Les portraits des personnages sont assez savoureux, rappelant un peu (toutes proportions gardées) la joyeuse communauté familiale utopique de Vous ne l’emporterez pas avec vous de Capra. Petits génies en herbe, artiste incompris (le peintre « post-surréaliste » est très drôle), savants lunaires et demoiselle frivole et insouciante composent cette famille avec qui l’avocat va devoir se démener.

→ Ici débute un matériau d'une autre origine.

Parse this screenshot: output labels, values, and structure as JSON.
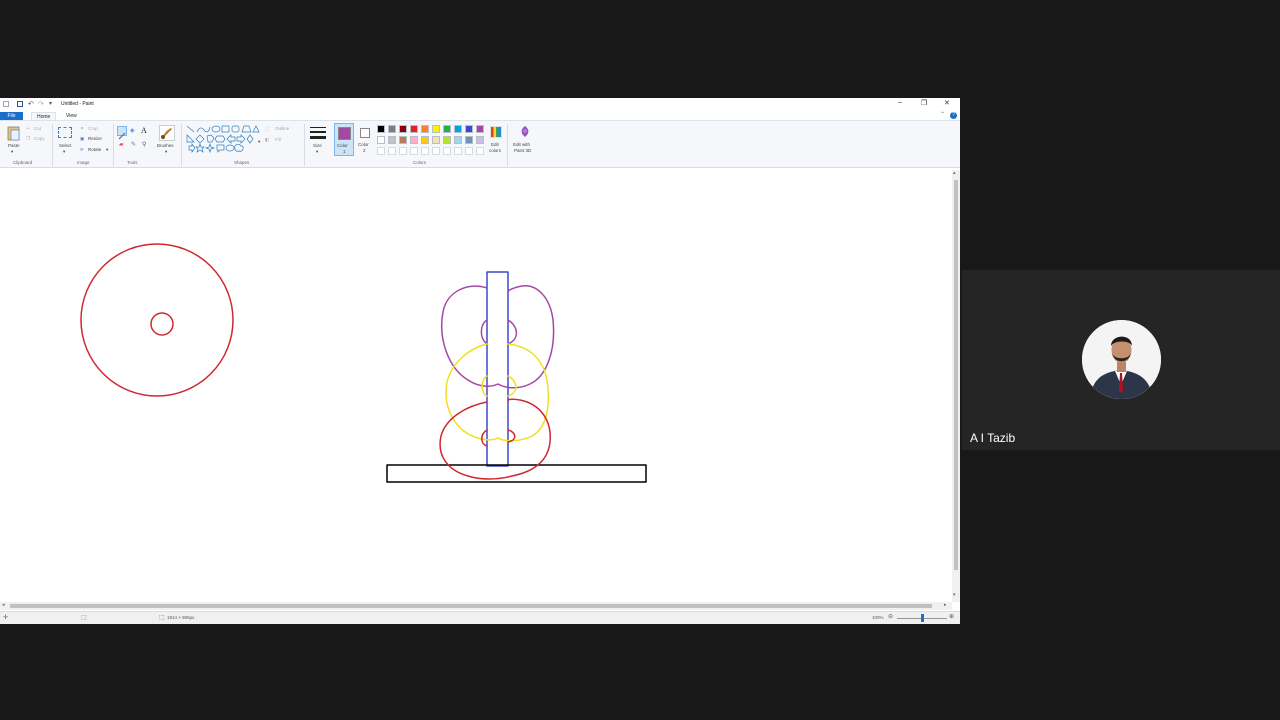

L’humour naît à la fois du décalage loufoque entre les deux univers (il est accueilli par un gigantesque ours en peluche que le paterfamilias a réussi à robotiser) , des brimades que Junior (qui par ailleurs cite Lombroso et Darwin !) fait subir à notre pauvre bonhomme et surtout d’un sens de la répartie qui inscrit parfaitement Charmante famille dans ce courant si fécond de la « screwball comedy » américaine. 

 

 

 

Je n’ai pas grand chose de plus à ajouter sur ce film qui est avant tout un parfait divertissement (bouclé, ô bonheur, en 1 heure 20) et qui ménage même une charmante romance sentimental et un intermède musical. Cela ne veut pas dire que c’est du tout venant et que la facture est anonyme. Au contraire, dans l’élégance de certains mouvements de caméra (les fameux travellings de Preminger) , on sent déjà pointer le style du maître. Mais pour l’heure, il s’amuse et nous amuse.